Lettres de M.Briand (Janvier 1920)

Lettre au juge de Paix du Canton de Gouarec

Aux Armées, le Janvier 1920

Monsieur le Capitaine Briand commandant la 4e Compagnie du 7e Régiment de Génie à Monsieur le Juge de Paix du Canton de Gouarec.

Un de mes anciens soldats, Monsieur Collet de Mellionnec, m'écrit que Madame Laurent François, dont le mari a été fusillé en 1914 se trouve dans une situation très misérable et que la pitié que vous en éprouvez vous conduit à vous occuper de son malheureux sort.

J'ai demandé au Capitaine Rapporteur du Conseil de Guerre, si un Jugement rendu par un tribunal militaire était susceptible de révision. Il m'a répondu que c'était possible, qu'il y en avait quelques exemples et qu'il suffisait d''adresser la demande justifiée au Ministère de la Guerre, sous secrétariat d'Etat à la justice militaire.

C'est pourquoi, je me permets de vous déranger en vous apportant mon témoignage relatif à l'affaire Laurent François pour que vous l'utilisiez dans l'intérêt de la Justice, suivant le but charitable que vous vous proposez.

Laurent François était soldat à la 22e Compagnie du 247e RI. Il fut blessé à la main au cours d'une vive fusillade la nuit du 1er (ou du 2) Octobre 1914.

On me rendit compte de sa blessure. Il vint à mon poste et lui fis dire d'aller au poste de secours. La Compagnie occupait des éléments de tranchée à la côte 158, à proximité de Souain.

Quelques semaines plus tard, j'appris que Laurent avait été fusillé. Je m'y attendais si peu qu'a une demande de renseignement à son sujet, je répondis d'abord : « Ce n'est pas le Laurent de ma compagnie, lequel a été blessé. »

Voilà tout ce que je sais; aussi lorsqu'on m'a parlé d'abord de cette affaire, j'ai répondu; aucune enquête n'a été faire à la Cie. Je n'ai porté aucune plainte, aucune punition. Je ne sais rien
Mais ai-je le droit de me désinteresser ?

Laurent appartenait à ma compagnie.
Je n'ai pas eu le temps de bien le connaitre. Mais je sais qu'il était réputé dévoué, et , qu'avec son camarade Collet, un vrai brave, il s'était vaillament battu. Pourquoi a-t-il été condamné ? Est-ce pour mutilation volontaire ? Est-ce pour abandon de poste ?

Je ne sais même pas le motif d'accusation. Si c'est pour mutilation volontaire, il y a eu examen du médecin. Mais qui sait si un voisin maladroit et peureux, tirant à la Turque n'aurait pu le blesser ?

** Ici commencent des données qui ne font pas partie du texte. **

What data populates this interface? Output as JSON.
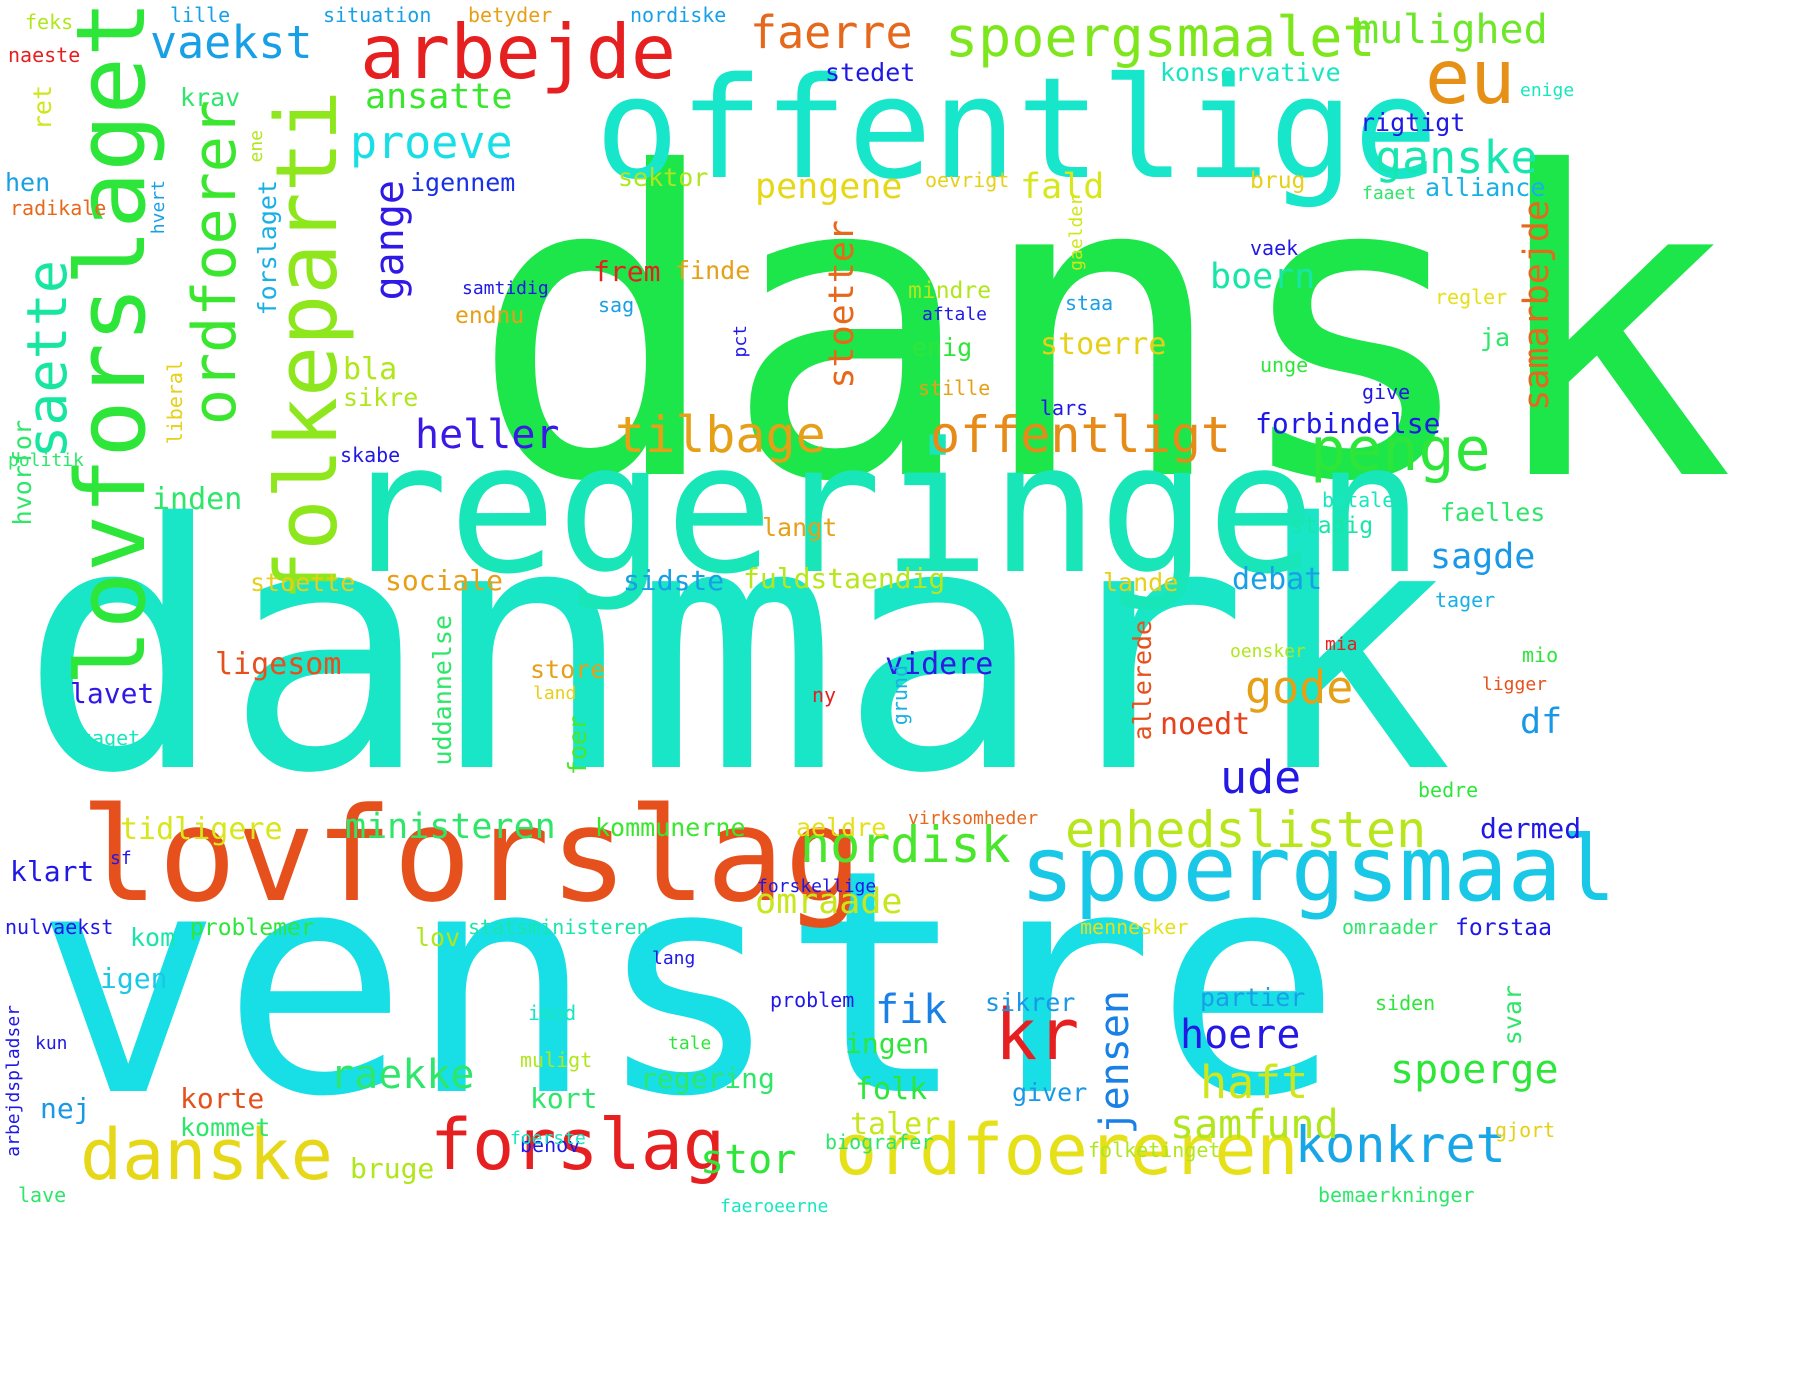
{
  "words": [
    {
      "t": "dansk",
      "c": "#1ce64a"
    },
    {
      "t": "danmark",
      "c": "#18e6c6"
    },
    {
      "t": "venstre",
      "c": "#18dfe6"
    },
    {
      "t": "regeringen",
      "c": "#18e6b8"
    },
    {
      "t": "offentlige",
      "c": "#18e6cb"
    },
    {
      "t": "lovforslag",
      "c": "#e6501c"
    },
    {
      "t": "spoergsmaal",
      "c": "#18c8e6"
    },
    {
      "t": "arbejde",
      "c": "#e62020"
    },
    {
      "t": "lovforslaget",
      "c": "#2ee63a"
    },
    {
      "t": "folkeparti",
      "c": "#8ee61c"
    },
    {
      "t": "forslag",
      "c": "#e62020"
    },
    {
      "t": "ordfoereren",
      "c": "#e6e018"
    },
    {
      "t": "danske",
      "c": "#e6d818"
    },
    {
      "t": "eu",
      "c": "#e69018"
    },
    {
      "t": "spoergsmaalet",
      "c": "#7ee61c"
    },
    {
      "t": "ordfoerer",
      "c": "#3ae62e"
    },
    {
      "t": "saette",
      "c": "#18e6a0"
    },
    {
      "t": "offentligt",
      "c": "#e68a18"
    },
    {
      "t": "tilbage",
      "c": "#e6a018"
    },
    {
      "t": "penge",
      "c": "#2ee63a"
    },
    {
      "t": "enhedslisten",
      "c": "#b8e61c"
    },
    {
      "t": "nordisk",
      "c": "#4ae62e"
    },
    {
      "t": "konkret",
      "c": "#18a6e6"
    },
    {
      "t": "kr",
      "c": "#e62020"
    },
    {
      "t": "vaekst",
      "c": "#18a0e6"
    },
    {
      "t": "faerre",
      "c": "#e6681c"
    },
    {
      "t": "mulighed",
      "c": "#6ee62a"
    },
    {
      "t": "ganske",
      "c": "#18e6b0"
    },
    {
      "t": "proeve",
      "c": "#18dfe6"
    },
    {
      "t": "gange",
      "c": "#3018e6"
    },
    {
      "t": "heller",
      "c": "#3a18e6"
    },
    {
      "t": "ude",
      "c": "#2418e6"
    },
    {
      "t": "gode",
      "c": "#e6a018"
    },
    {
      "t": "ministeren",
      "c": "#2ee66a"
    },
    {
      "t": "omraade",
      "c": "#c8e61c"
    },
    {
      "t": "samarbejde",
      "c": "#e6681c"
    },
    {
      "t": "stoetter",
      "c": "#e66818"
    },
    {
      "t": "fald",
      "c": "#d8e61c"
    },
    {
      "t": "pengene",
      "c": "#e6d818"
    },
    {
      "t": "sagde",
      "c": "#1898e6"
    },
    {
      "t": "ansatte",
      "c": "#3ae62e"
    },
    {
      "t": "konservative",
      "c": "#18e6c0"
    },
    {
      "t": "stedet",
      "c": "#2018e6"
    },
    {
      "t": "krav",
      "c": "#2ee66a"
    },
    {
      "t": "igennem",
      "c": "#1830e6"
    },
    {
      "t": "sektor",
      "c": "#b0e61c"
    },
    {
      "t": "boern",
      "c": "#18e6a8"
    },
    {
      "t": "frem",
      "c": "#e62020"
    },
    {
      "t": "finde",
      "c": "#e6a018"
    },
    {
      "t": "stoerre",
      "c": "#e6d018"
    },
    {
      "t": "bla",
      "c": "#b0e61c"
    },
    {
      "t": "sikre",
      "c": "#b0e61c"
    },
    {
      "t": "inden",
      "c": "#2ee66a"
    },
    {
      "t": "langt",
      "c": "#e6a018"
    },
    {
      "t": "stoette",
      "c": "#e6d018"
    },
    {
      "t": "sociale",
      "c": "#e6a018"
    },
    {
      "t": "sidste",
      "c": "#18a0e6"
    },
    {
      "t": "fuldstaendig",
      "c": "#b8e61c"
    },
    {
      "t": "debat",
      "c": "#18a0e6"
    },
    {
      "t": "lande",
      "c": "#e6d018"
    },
    {
      "t": "ligesom",
      "c": "#e6501c"
    },
    {
      "t": "videre",
      "c": "#3018e6"
    },
    {
      "t": "lavet",
      "c": "#3018e6"
    },
    {
      "t": "store",
      "c": "#e6a018"
    },
    {
      "t": "noedt",
      "c": "#e6401c"
    },
    {
      "t": "df",
      "c": "#1898e6"
    },
    {
      "t": "tidligere",
      "c": "#d8e61c"
    },
    {
      "t": "kommunerne",
      "c": "#3ae62e"
    },
    {
      "t": "aeldre",
      "c": "#e6e018"
    },
    {
      "t": "dermed",
      "c": "#2018e6"
    },
    {
      "t": "klart",
      "c": "#2018e6"
    },
    {
      "t": "fik",
      "c": "#1880e6"
    },
    {
      "t": "jensen",
      "c": "#1880e6"
    },
    {
      "t": "hoere",
      "c": "#2418e6"
    },
    {
      "t": "partier",
      "c": "#18a0e6"
    },
    {
      "t": "svar",
      "c": "#2ee66a"
    },
    {
      "t": "spoerge",
      "c": "#2ee63a"
    },
    {
      "t": "raekke",
      "c": "#2ee66a"
    },
    {
      "t": "haft",
      "c": "#d0e61c"
    },
    {
      "t": "samfund",
      "c": "#b0e61c"
    },
    {
      "t": "folk",
      "c": "#2ee63a"
    },
    {
      "t": "taler",
      "c": "#c8e61c"
    },
    {
      "t": "korte",
      "c": "#e6501c"
    },
    {
      "t": "kommet",
      "c": "#2ee66a"
    },
    {
      "t": "bruge",
      "c": "#b0e61c"
    },
    {
      "t": "stor",
      "c": "#2ee63a"
    },
    {
      "t": "nej",
      "c": "#1898e6"
    },
    {
      "t": "igen",
      "c": "#18c8e6"
    },
    {
      "t": "kom",
      "c": "#18e6a8"
    },
    {
      "t": "lov",
      "c": "#b0e61c"
    },
    {
      "t": "regering",
      "c": "#2ee66a"
    },
    {
      "t": "ingen",
      "c": "#2ee63a"
    },
    {
      "t": "kort",
      "c": "#2ee66a"
    },
    {
      "t": "behov",
      "c": "#2018e6"
    },
    {
      "t": "sikrer",
      "c": "#1898e6"
    },
    {
      "t": "giver",
      "c": "#1898e6"
    },
    {
      "t": "uddannelse",
      "c": "#2ee66a"
    },
    {
      "t": "foer",
      "c": "#4ae62e"
    },
    {
      "t": "allerede",
      "c": "#e6501c"
    },
    {
      "t": "forbindelse",
      "c": "#2018e6"
    },
    {
      "t": "faelles",
      "c": "#2ee66a"
    },
    {
      "t": "alliance",
      "c": "#18b0e6"
    },
    {
      "t": "rigtigt",
      "c": "#2018e6"
    },
    {
      "t": "hvorfor",
      "c": "#2ee66a"
    },
    {
      "t": "forslaget",
      "c": "#18b0e6"
    },
    {
      "t": "hen",
      "c": "#18a0e6"
    },
    {
      "t": "ret",
      "c": "#d0e61c"
    },
    {
      "t": "lille",
      "c": "#18a0e6"
    },
    {
      "t": "situation",
      "c": "#18a0e6"
    },
    {
      "t": "betyder",
      "c": "#e6a018"
    },
    {
      "t": "nordiske",
      "c": "#18a0e6"
    },
    {
      "t": "feks",
      "c": "#b0e61c"
    },
    {
      "t": "naeste",
      "c": "#e62020"
    },
    {
      "t": "radikale",
      "c": "#e6681c"
    },
    {
      "t": "hvert",
      "c": "#18a0e6"
    },
    {
      "t": "ene",
      "c": "#b0e61c"
    },
    {
      "t": "oevrigt",
      "c": "#e6d018"
    },
    {
      "t": "brug",
      "c": "#e6d018"
    },
    {
      "t": "faaet",
      "c": "#2ee66a"
    },
    {
      "t": "enige",
      "c": "#18e6c0"
    },
    {
      "t": "gaelder",
      "c": "#d0e61c"
    },
    {
      "t": "vaek",
      "c": "#2018e6"
    },
    {
      "t": "samtidig",
      "c": "#2018e6"
    },
    {
      "t": "sag",
      "c": "#18a0e6"
    },
    {
      "t": "endnu",
      "c": "#e6a018"
    },
    {
      "t": "mindre",
      "c": "#b0e61c"
    },
    {
      "t": "staa",
      "c": "#18a0e6"
    },
    {
      "t": "aftale",
      "c": "#2018e6"
    },
    {
      "t": "regler",
      "c": "#e6e018"
    },
    {
      "t": "ja",
      "c": "#2ee66a"
    },
    {
      "t": "enig",
      "c": "#2ee63a"
    },
    {
      "t": "pct",
      "c": "#2018e6"
    },
    {
      "t": "liberal",
      "c": "#e6d018"
    },
    {
      "t": "stille",
      "c": "#e6a018"
    },
    {
      "t": "unge",
      "c": "#2ee63a"
    },
    {
      "t": "lars",
      "c": "#2018e6"
    },
    {
      "t": "give",
      "c": "#2018e6"
    },
    {
      "t": "politik",
      "c": "#2ee66a"
    },
    {
      "t": "skabe",
      "c": "#2018e6"
    },
    {
      "t": "betale",
      "c": "#18e6c0"
    },
    {
      "t": "stadig",
      "c": "#18e6a8"
    },
    {
      "t": "tager",
      "c": "#18b0e6"
    },
    {
      "t": "oensker",
      "c": "#b0e61c"
    },
    {
      "t": "mia",
      "c": "#e62020"
    },
    {
      "t": "mio",
      "c": "#2ee63a"
    },
    {
      "t": "ligger",
      "c": "#e6501c"
    },
    {
      "t": "land",
      "c": "#e6d018"
    },
    {
      "t": "ny",
      "c": "#e62020"
    },
    {
      "t": "grund",
      "c": "#18b0e6"
    },
    {
      "t": "taget",
      "c": "#18e6c0"
    },
    {
      "t": "bedre",
      "c": "#2ee63a"
    },
    {
      "t": "virksomheder",
      "c": "#e6681c"
    },
    {
      "t": "sf",
      "c": "#2018e6"
    },
    {
      "t": "forskellige",
      "c": "#2018e6"
    },
    {
      "t": "nulvaekst",
      "c": "#2018e6"
    },
    {
      "t": "problemer",
      "c": "#2ee63a"
    },
    {
      "t": "statsministeren",
      "c": "#18e6a8"
    },
    {
      "t": "mennesker",
      "c": "#e6e018"
    },
    {
      "t": "omraader",
      "c": "#2ee66a"
    },
    {
      "t": "forstaa",
      "c": "#2018e6"
    },
    {
      "t": "lang",
      "c": "#2018e6"
    },
    {
      "t": "arbejdspladser",
      "c": "#2018e6"
    },
    {
      "t": "problem",
      "c": "#2018e6"
    },
    {
      "t": "siden",
      "c": "#2ee63a"
    },
    {
      "t": "imod",
      "c": "#18e6c0"
    },
    {
      "t": "muligt",
      "c": "#b0e61c"
    },
    {
      "t": "kun",
      "c": "#2018e6"
    },
    {
      "t": "tale",
      "c": "#2ee63a"
    },
    {
      "t": "foerste",
      "c": "#18e6c0"
    },
    {
      "t": "biografer",
      "c": "#2ee66a"
    },
    {
      "t": "folketinget",
      "c": "#b0e61c"
    },
    {
      "t": "gjort",
      "c": "#e6d018"
    },
    {
      "t": "lave",
      "c": "#2ee66a"
    },
    {
      "t": "faeroeerne",
      "c": "#18e6c0"
    },
    {
      "t": "bemaerkninger",
      "c": "#2ee66a"
    }
  ]
}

J'ai vu un soldat - un seul - qui se rassassait au fond de la tranchée. Fourrait sa tête en terre, et élevait seulement les bras pour tirer dans la busse, jusqu'au moment où quelqu'un intervenait rigoureusement.

Profiter de la nuit et de la fusillade pour se mutiler, est une idée qui ne pouvait venir à un homme simple comme Laurent et dont l'exécution eut demandé un sang froid au-dessus de ma compéhension.

A t-il été poursuivi pour abandon de Poste ? Je l'ai autorisé à se rendre au poste de secours. Reste à savoir si après son départ de la Compagnie Laurent n'a pas faibli, s'il a reçu l'ordre de revenir et ne l'a pas exécuté, s'il n'a pas aggravé sa blessure, s'il n'a pas suivi des fuyards. Il ne savait pas le Français, ou tout juste quelques mots. Que pouvait-il autrement que de se laisser guider ?

Au cours de l'audience, a-t-il su se défendre ? A-t-t-il pensé à demander un interprête breton, et y en avait-il ?

Je vous soumets les renseignements et vous fais part de mes scrupules.

Je vous autorise à faire de ma lettre l'usage que vous jugerez convenable.
Et je vous prie d'agréer, Monsieur le Juge de paix, l'expression de ma parfaite considération.

Capitaine Briand à la 4e Compagnie du 7e Génie. Secteur postal 154.